I thank the organizers for reminding us of the importance of this subject and why it should be part of the organizational culture, and with leaders held to account. Sometimes, the problem is not about the absence of policies and programs. It is about how some persons are wired. You know, there is an African proverb that says “What the child says or does, he/she has heard and seen at home”. So, while this remains a global issue, we must admit that some relics of the African culture stand in the way of female empowerment, and any organization operating in this environment must therefore go the extra mile at driving the required changes.
I grew up with 5 remarkable sisters and my mother cut me no slacks. I am married to an accomplished business leader, who enjoyed my support while growing her business. And I have 3 daughters who took to science and engineering and have started climbing their professional ladder. While in the employment of ExxonMobil, about 50% of my direct staff were women. I must confess that over the years, all these women have made me a better professional and leader, given their rich and diverse opinions. My point: every serious-minded person/organization should therefore view this subject as an imperative for success. It is not gratuitous.

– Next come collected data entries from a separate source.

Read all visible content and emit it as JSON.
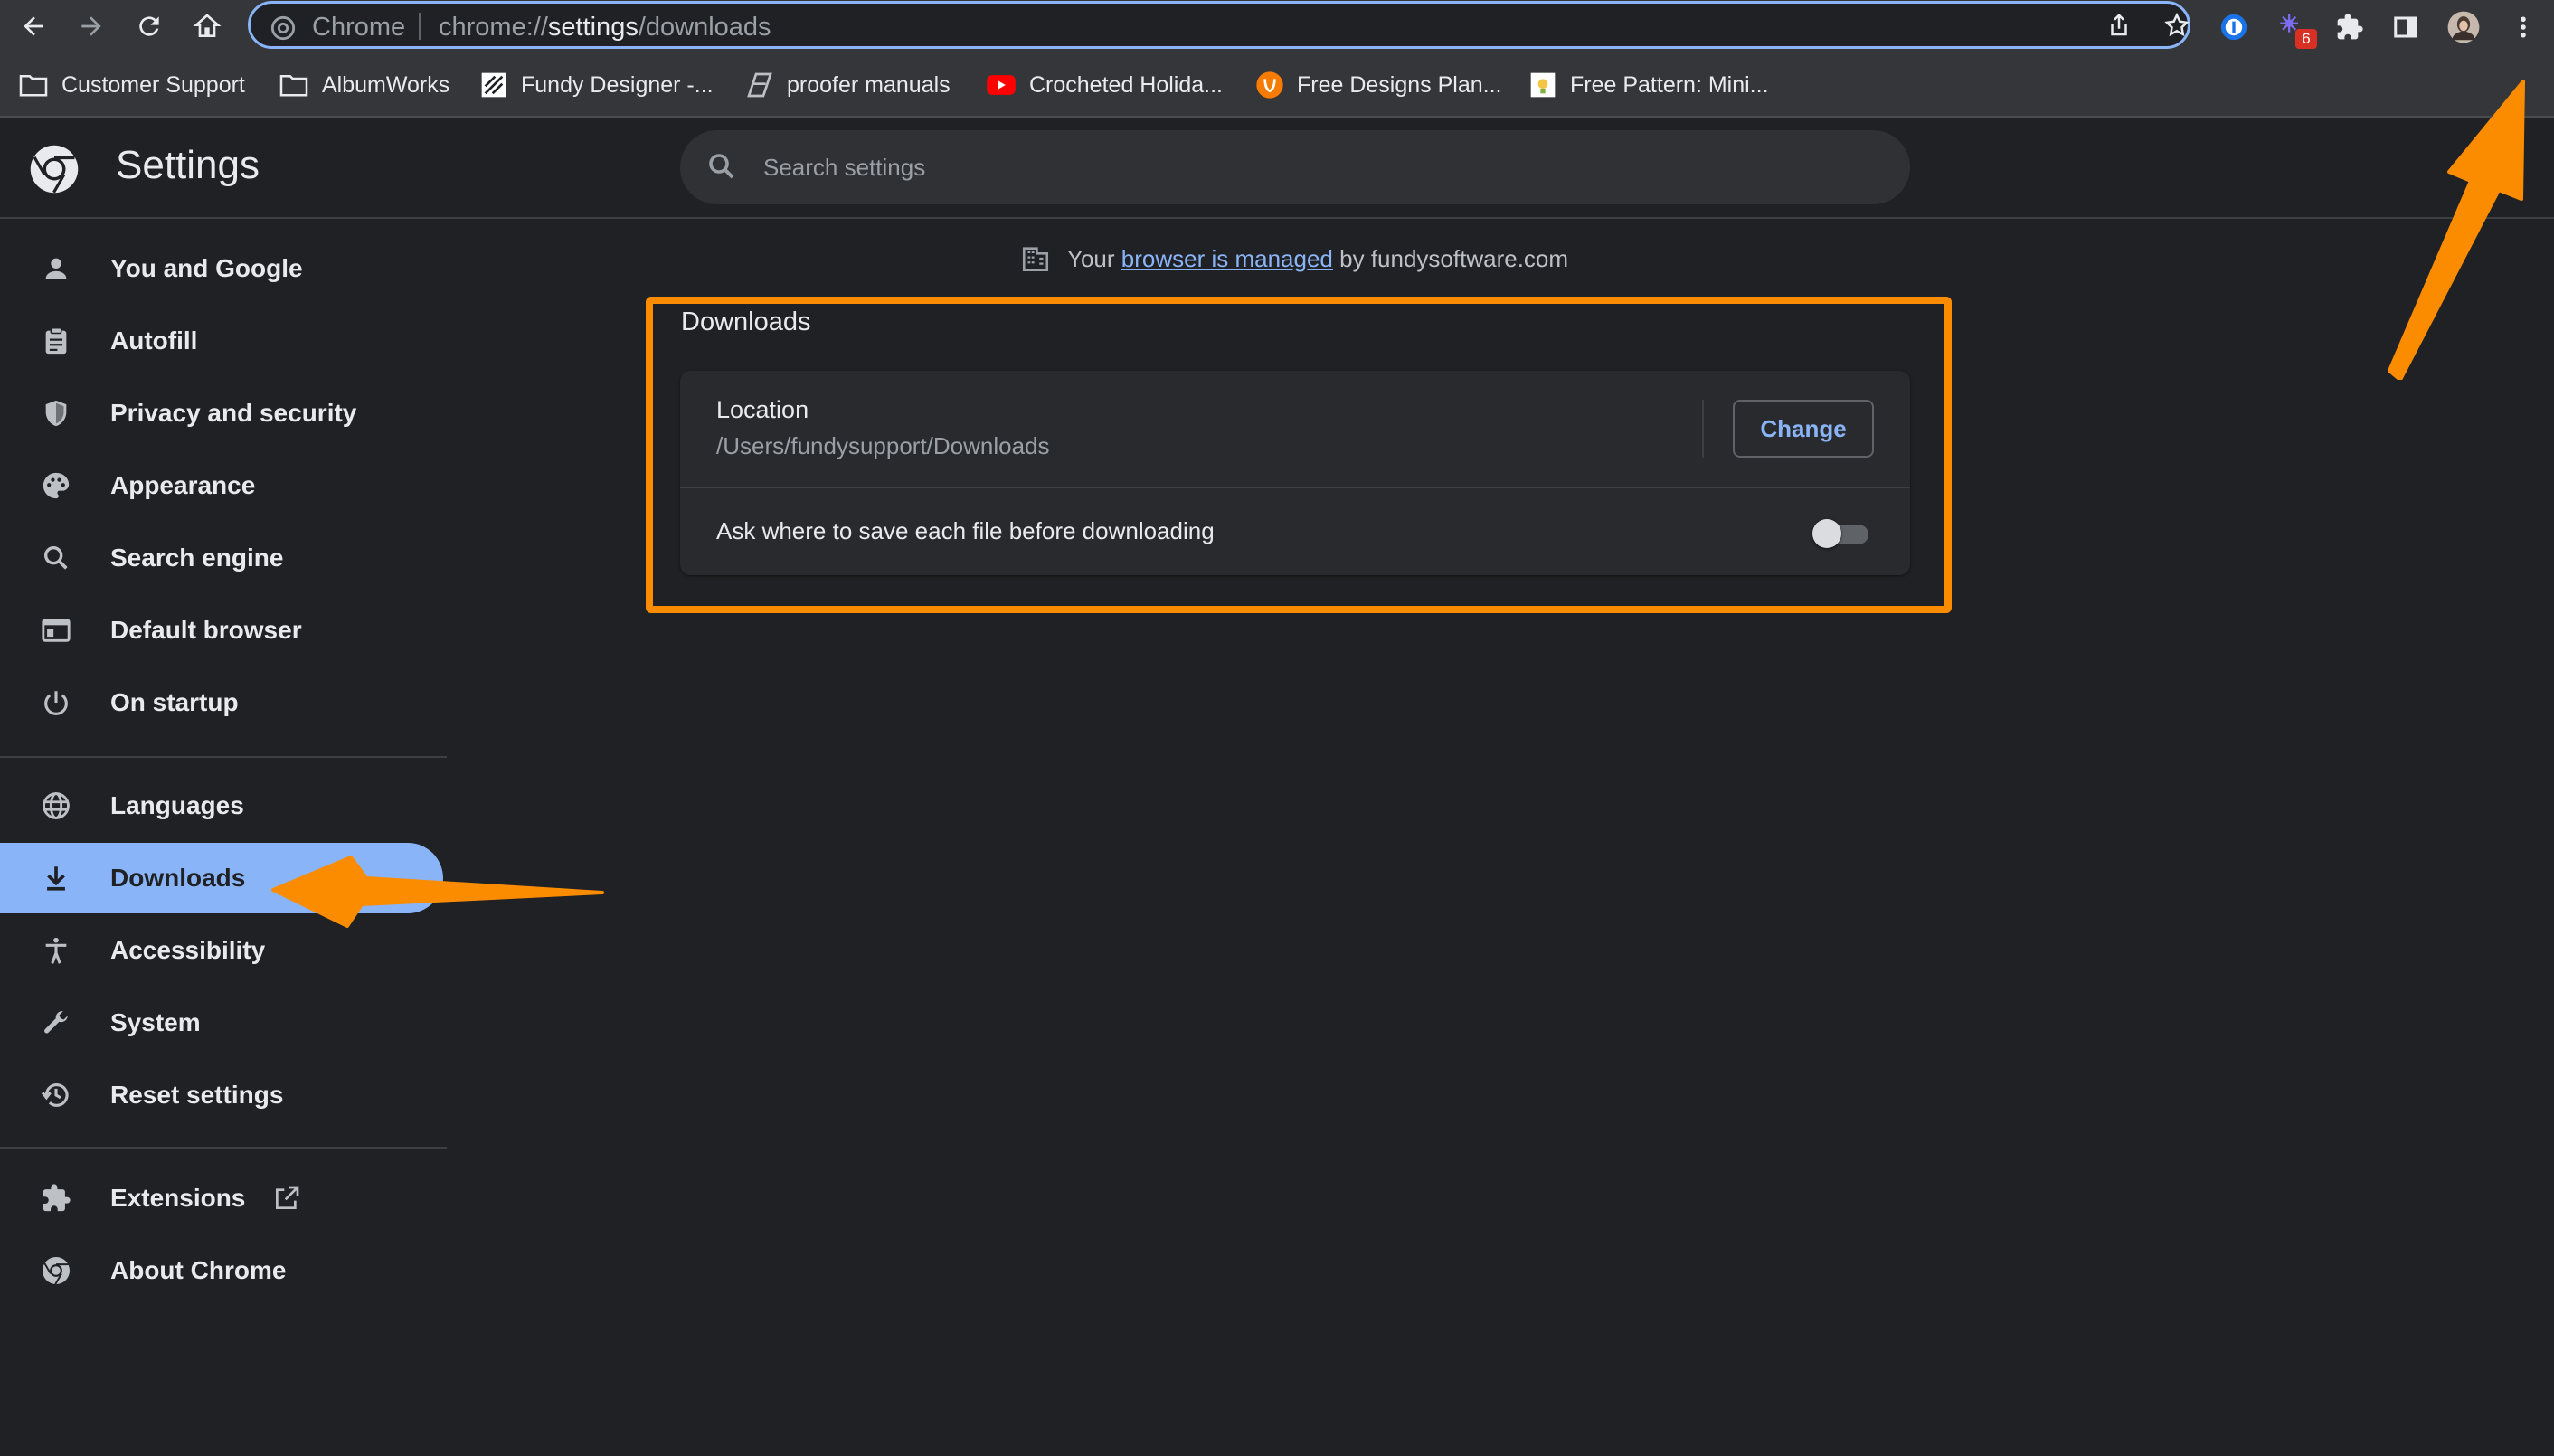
{
  "browser": {
    "omnibox": {
      "site_label": "Chrome",
      "url_prefix": "chrome://",
      "url_bold": "settings",
      "url_suffix": "/downloads"
    },
    "extension_badge": "6"
  },
  "bookmarks": [
    {
      "label": "Customer Support",
      "icon": "folder-icon"
    },
    {
      "label": "AlbumWorks",
      "icon": "folder-icon"
    },
    {
      "label": "Fundy Designer -...",
      "icon": "fundy-designer-icon"
    },
    {
      "label": "proofer manuals",
      "icon": "proofer-icon"
    },
    {
      "label": "Crocheted Holida...",
      "icon": "youtube-icon"
    },
    {
      "label": "Free Designs Plan...",
      "icon": "free-designs-icon"
    },
    {
      "label": "Free Pattern: Mini...",
      "icon": "pattern-icon"
    }
  ],
  "settings": {
    "title": "Settings",
    "search_placeholder": "Search settings"
  },
  "sidebar": {
    "items": [
      {
        "label": "You and Google",
        "icon": "person-icon"
      },
      {
        "label": "Autofill",
        "icon": "clipboard-icon"
      },
      {
        "label": "Privacy and security",
        "icon": "shield-icon"
      },
      {
        "label": "Appearance",
        "icon": "palette-icon"
      },
      {
        "label": "Search engine",
        "icon": "search-icon"
      },
      {
        "label": "Default browser",
        "icon": "browser-window-icon"
      },
      {
        "label": "On startup",
        "icon": "power-icon"
      },
      {
        "label": "Languages",
        "icon": "globe-icon"
      },
      {
        "label": "Downloads",
        "icon": "download-icon",
        "selected": true
      },
      {
        "label": "Accessibility",
        "icon": "accessibility-icon"
      },
      {
        "label": "System",
        "icon": "wrench-icon"
      },
      {
        "label": "Reset settings",
        "icon": "history-icon"
      },
      {
        "label": "Extensions",
        "icon": "puzzle-icon"
      },
      {
        "label": "About Chrome",
        "icon": "chrome-icon"
      }
    ]
  },
  "main": {
    "managed_prefix": "Your",
    "managed_link": "browser is managed",
    "managed_suffix": "by fundysoftware.com",
    "section_title": "Downloads",
    "location_label": "Location",
    "location_path": "/Users/fundysupport/Downloads",
    "change_button": "Change",
    "ask_label": "Ask where to save each file before downloading",
    "ask_toggle_on": false
  },
  "colors": {
    "accent": "#8ab4f8",
    "annotation_orange": "#fb8c00",
    "background": "#202124"
  }
}
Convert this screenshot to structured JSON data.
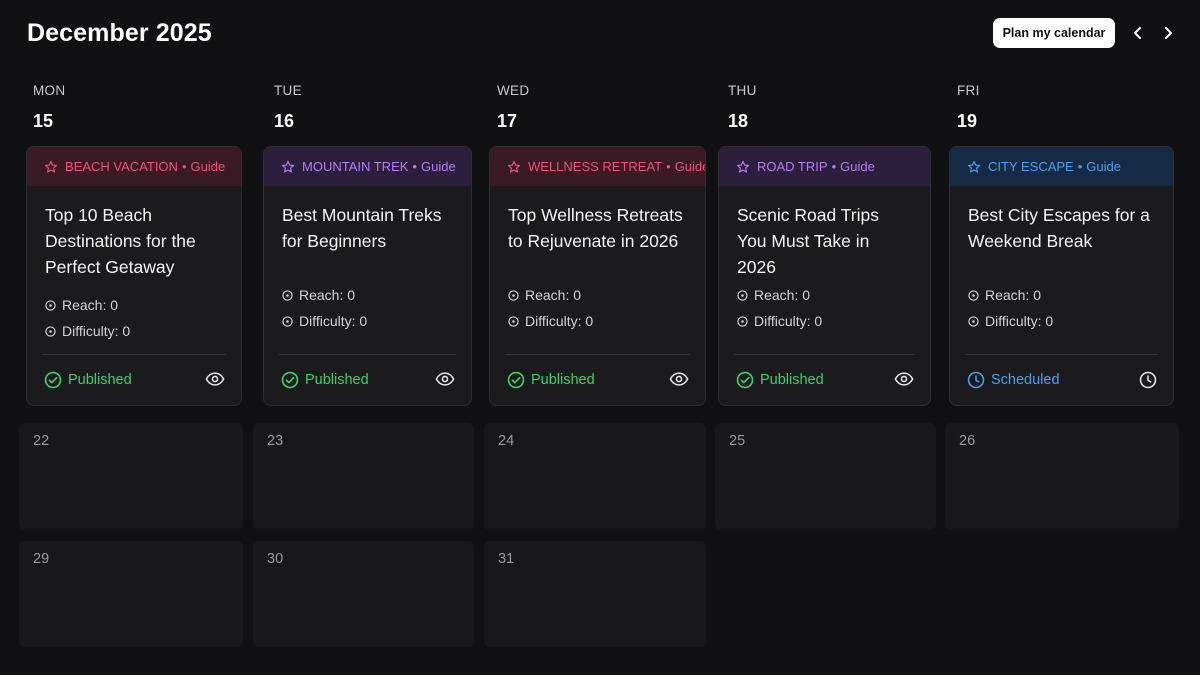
{
  "header": {
    "title": "December 2025",
    "plan_button": "Plan my calendar",
    "prev_icon": "chevron-left-icon",
    "next_icon": "chevron-right-icon"
  },
  "week": [
    {
      "dow": "MON",
      "num": "15"
    },
    {
      "dow": "TUE",
      "num": "16"
    },
    {
      "dow": "WED",
      "num": "17"
    },
    {
      "dow": "THU",
      "num": "18"
    },
    {
      "dow": "FRI",
      "num": "19"
    }
  ],
  "cards": [
    {
      "category": "BEACH VACATION",
      "separator": "•",
      "type": "Guide",
      "title": "Top 10 Beach Destinations for the Perfect Getaway",
      "reach": "Reach: 0",
      "difficulty": "Difficulty: 0",
      "status": "Published",
      "status_icon": "check-circle-icon",
      "action_icon": "eye-icon",
      "accent": "#f0507a",
      "tag_bg": "#3a1a24"
    },
    {
      "category": "MOUNTAIN TREK",
      "separator": "•",
      "type": "Guide",
      "title": "Best Mountain Treks for Beginners",
      "reach": "Reach: 0",
      "difficulty": "Difficulty: 0",
      "status": "Published",
      "status_icon": "check-circle-icon",
      "action_icon": "eye-icon",
      "accent": "#b77cf0",
      "tag_bg": "#2c1f3e"
    },
    {
      "category": "WELLNESS RETREAT",
      "separator": "•",
      "type": "Guide",
      "title": "Top Wellness Retreats to Rejuvenate in 2026",
      "reach": "Reach: 0",
      "difficulty": "Difficulty: 0",
      "status": "Published",
      "status_icon": "check-circle-icon",
      "action_icon": "eye-icon",
      "accent": "#f0507a",
      "tag_bg": "#3a1a24"
    },
    {
      "category": "ROAD TRIP",
      "separator": "•",
      "type": "Guide",
      "title": "Scenic Road Trips You Must Take in 2026",
      "reach": "Reach: 0",
      "difficulty": "Difficulty: 0",
      "status": "Published",
      "status_icon": "check-circle-icon",
      "action_icon": "eye-icon",
      "accent": "#b77cf0",
      "tag_bg": "#2c1f3e"
    },
    {
      "category": "CITY ESCAPE",
      "separator": "•",
      "type": "Guide",
      "title": "Best City Escapes for a Weekend Break",
      "reach": "Reach: 0",
      "difficulty": "Difficulty: 0",
      "status": "Scheduled",
      "status_icon": "clock-icon",
      "action_icon": "clock-icon",
      "accent": "#4aa0f0",
      "tag_bg": "#152a44"
    }
  ],
  "later_weeks": [
    [
      "22",
      "23",
      "24",
      "25",
      "26"
    ],
    [
      "29",
      "30",
      "31"
    ]
  ],
  "colors": {
    "background": "#111113",
    "card": "#1b1b1e",
    "published": "#3fcf6a",
    "scheduled": "#4aa0f0",
    "empty_cell": "#18181b"
  }
}
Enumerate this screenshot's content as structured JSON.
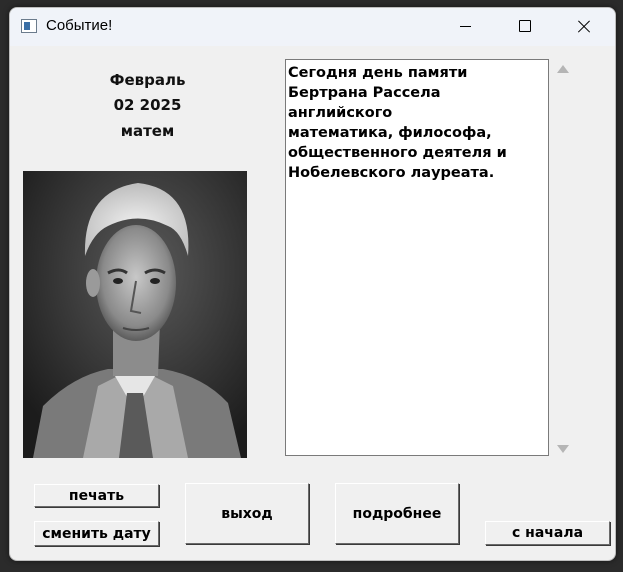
{
  "window": {
    "title": "Событие!"
  },
  "event": {
    "month": "Февраль",
    "date": "02 2025",
    "category": "матем",
    "description": "Сегодня день памяти\nБертрана Рассела английского\nматематика, философа,\nобщественного деятеля и\nНобелевского лауреата."
  },
  "buttons": {
    "print": "печать",
    "change_date": "сменить дату",
    "exit": "выход",
    "details": "подробнее",
    "restart": "с начала"
  },
  "icons": {
    "app": "app-window-icon",
    "minimize": "minimize-icon",
    "maximize": "maximize-icon",
    "close": "close-icon",
    "scroll_up": "scroll-up-arrow-icon",
    "scroll_down": "scroll-down-arrow-icon"
  }
}
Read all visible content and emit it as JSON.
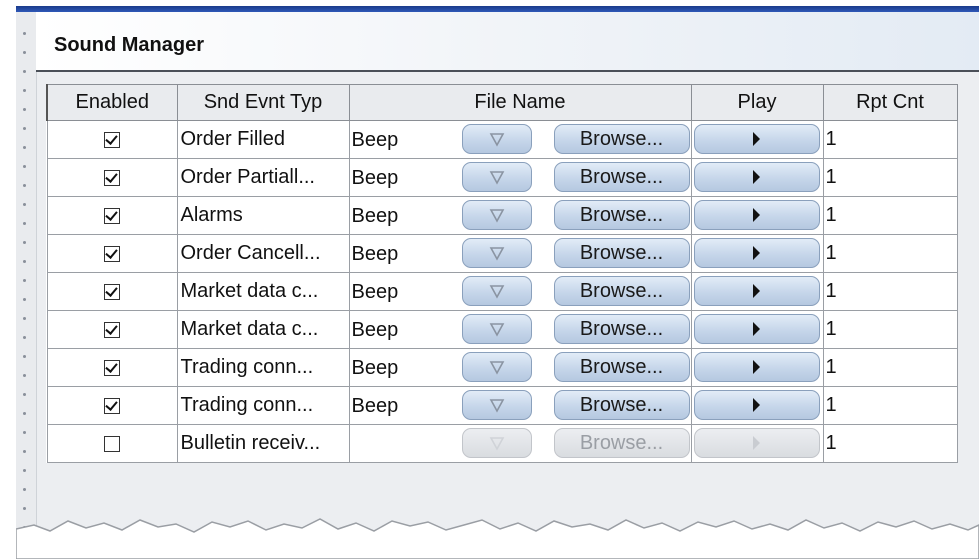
{
  "window": {
    "title": "Sound Manager"
  },
  "table": {
    "columns": [
      "Enabled",
      "Snd Evnt Typ",
      "File Name",
      "Play",
      "Rpt Cnt"
    ],
    "browse_label": "Browse...",
    "rows": [
      {
        "enabled": true,
        "event": "Order Filled",
        "file": "Beep",
        "rpt": "1"
      },
      {
        "enabled": true,
        "event": "Order Partiall...",
        "file": "Beep",
        "rpt": "1"
      },
      {
        "enabled": true,
        "event": "Alarms",
        "file": "Beep",
        "rpt": "1"
      },
      {
        "enabled": true,
        "event": "Order Cancell...",
        "file": "Beep",
        "rpt": "1"
      },
      {
        "enabled": true,
        "event": "Market data c...",
        "file": "Beep",
        "rpt": "1"
      },
      {
        "enabled": true,
        "event": "Market data c...",
        "file": "Beep",
        "rpt": "1"
      },
      {
        "enabled": true,
        "event": "Trading conn...",
        "file": "Beep",
        "rpt": "1"
      },
      {
        "enabled": true,
        "event": "Trading conn...",
        "file": "Beep",
        "rpt": "1"
      },
      {
        "enabled": false,
        "event": "Bulletin receiv...",
        "file": "",
        "rpt": "1"
      }
    ]
  },
  "icons": {
    "dropdown": "chevron-down-icon",
    "play": "play-icon",
    "check": "check-icon"
  },
  "colors": {
    "accent_bar": "#1a3a8a",
    "button_fill": "#c6d6ea",
    "button_border": "#8aa0bc"
  }
}
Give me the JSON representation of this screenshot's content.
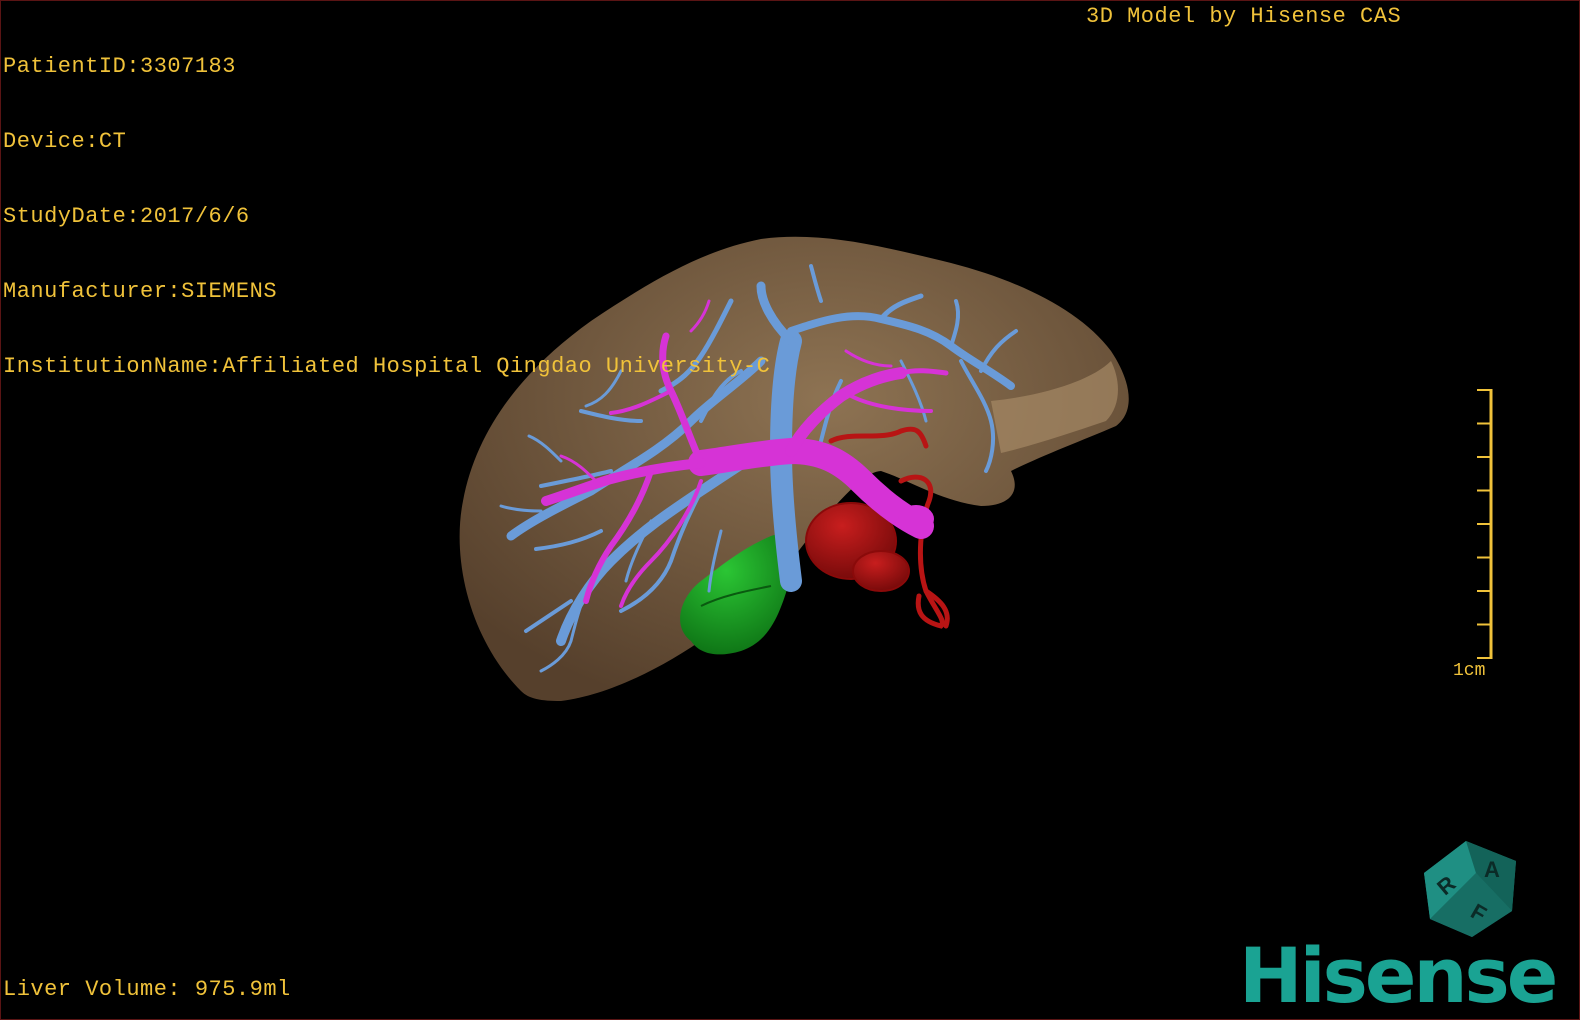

How do we nurture female employees into leadership positions?
I will share my experience while in ExxonMobil Nigeria. It was inexcusable that after several decades of operations, the number of female employees ‘at the top’ was insignificant, so we needed to deploy a deliberate strategy to alter the trajectory. We set up People Priorities Teams.
- These teams were to work with the various Employee Development Committees across the organization to:
- Identify potential positions and focus on identified female candidates
- Tracking their career, including deliberate assignments, within and outside the affiliate
- Analyze performance assessment outcomes to ensure fair assessment
- Ensure Workplace adjustments across work locations to eliminate any potential barrier to women taking up positions (example in Operations offshore)
- Education of the workforce to eliminate the perception that certain positions are exclusively for men.
- Introduction of policies/programs (for example, flextime guidelines) with a deliberate focus on women with family commitments ensuring they could still get work done without any fear of penalty.
- Introduction of a rotational practice that allowed women to work across company locations while maintaining primary work locations to be able to keep family commitments.
- Identification and assignment of coaches/mentors
- Appointment of qualified women to the company leadership Council/ Board
- Galvanizing female employees through the Women Interest Network (I served as one of the advisers). WIN created a buddy system, informed candidates on employment opportunities, and launched a campaign for young girls studying Science and Engineering.
These and other efforts grew the participation of women in management.
In conclusion, let me go back to an African proverb which says: When sleeping women wake, mountains move. Let’s keep the dialogue going, ensuring that there is no ‘leaky pipeline’ on the way.